Enis Köstepen – 23 Aralık 2019
Mahkeme: Adıyaman 1. Ağır Ceza Mahkemesi
Esas No: 2017/447
Mardin’in Dargeçit ilçesinde, 29 Ekim 1995 – 8 Mart 1996 tarihleri arasında, biri uzman çavuş üçü çocuk, sekiz kişinin zorla kaybedilmesiyle ilgili, aralarında dönemin Mardin Jandarma Komando Tabur Komutanı Hurşit İmren ve Dargeçit İlçe Jandarma Komutanı Mehmet Tire’nin de bulunduğu 18 kişinin yargılandığı Dargeçit JİTEM Davası’nın 7. duruşması 23 Aralık 2019 tarihinde Adıyaman 1. Ağır Ceza Mahkemesi’nde görüldü.
Duruşmaya Katılım
Bir önceki duruşmadaki üye Hâkim Halime Gökalp Ünsal yerine bu duruşmada Seda Altınkaya görevliydi. Heyetin diğer üyeleri önceki duruşmada da yer alan Hâkim Görkem Bozkuş ve Başkan Mahmut Lütfü Yenihal idi. Geçen duruşmada olduğu gibi Muhammed Velat Öncel de duruşmaya cumhuriyet savcısı olarak katıldı.
Davanın nakledildiği Adıyaman’a gelerek, duruşmaya katılan kayıp yakınları arasında Abdülaziz Altınkaynak, Ömer Coşkun, Abdulkerim Kaya, Osman Seyhan ve Ahmet Akyol vardı. Katılanlar vekili Av. Erdal Kuzu ile birlikte Diyarbakır Barosu Eski Başkanı Av. Ahmet Özmen ve Av. Aziz Türk de duruşmaya katılım sağladı.
HDP Adıyaman İl Eş Başkanı Selim Özbek ve 26. Dönem Adıyaman HDP milletvekili Behçet Yıldırım da duruşmayı izlemeye gelmişti. İki polis memuru da davayı izleyenler arasındaydı.
Sanıkların hiçbiri duruşmaya katılmazken, sanıkların avukatları da mazeret dilekçesi sunarak duruşmaya katılmadı. Sonuçta duruşmada hiçbir sanık ve hiçbir sanık avukatı yer almadı.
Maktullerden Mehmet Emin Aslan’ın kardeşi Kazım Aslan, tanık olarak hazır değildi. Aliağa 2. Asliye Ceza Mahkemesi tanığın belirtilen adreste olmadığını belirten yazıyı mahkemeye iletmişti.

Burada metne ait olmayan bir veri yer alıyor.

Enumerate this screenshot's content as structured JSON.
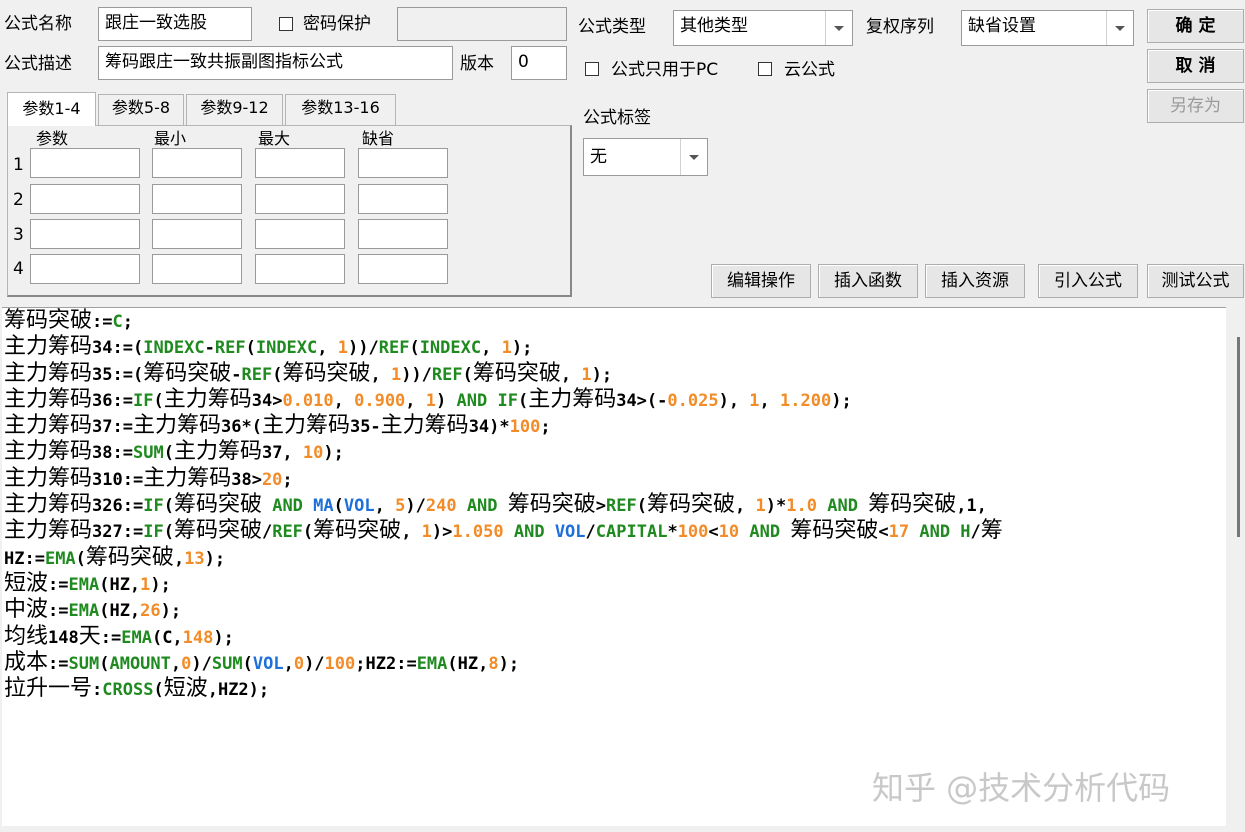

Av. Erdal Kuzu, suç tarihinde Dargeçit’te cumhuriyet savcısı olarak görev yapan Âdem Kul’un tanık sıfatıyla ifadesine başvurulmasını daha önceden talep etmişti. Mahkeme, dinlenilmesi için işlemleri başlatmış olsa da, tıpkı geçen duruşmada olduğu gibi tanık hazır edilemedi. Samsun 1. Ağır Ceza Mahkemesi’ne yazılan talimata cevap gelmemişti. Yapılan görüşmede şahsın iki yıl önce belirtilen adresten taşındığı ve bu yüzden zorla getirme emrinin gerçekleştirilemediği belirtilmiş.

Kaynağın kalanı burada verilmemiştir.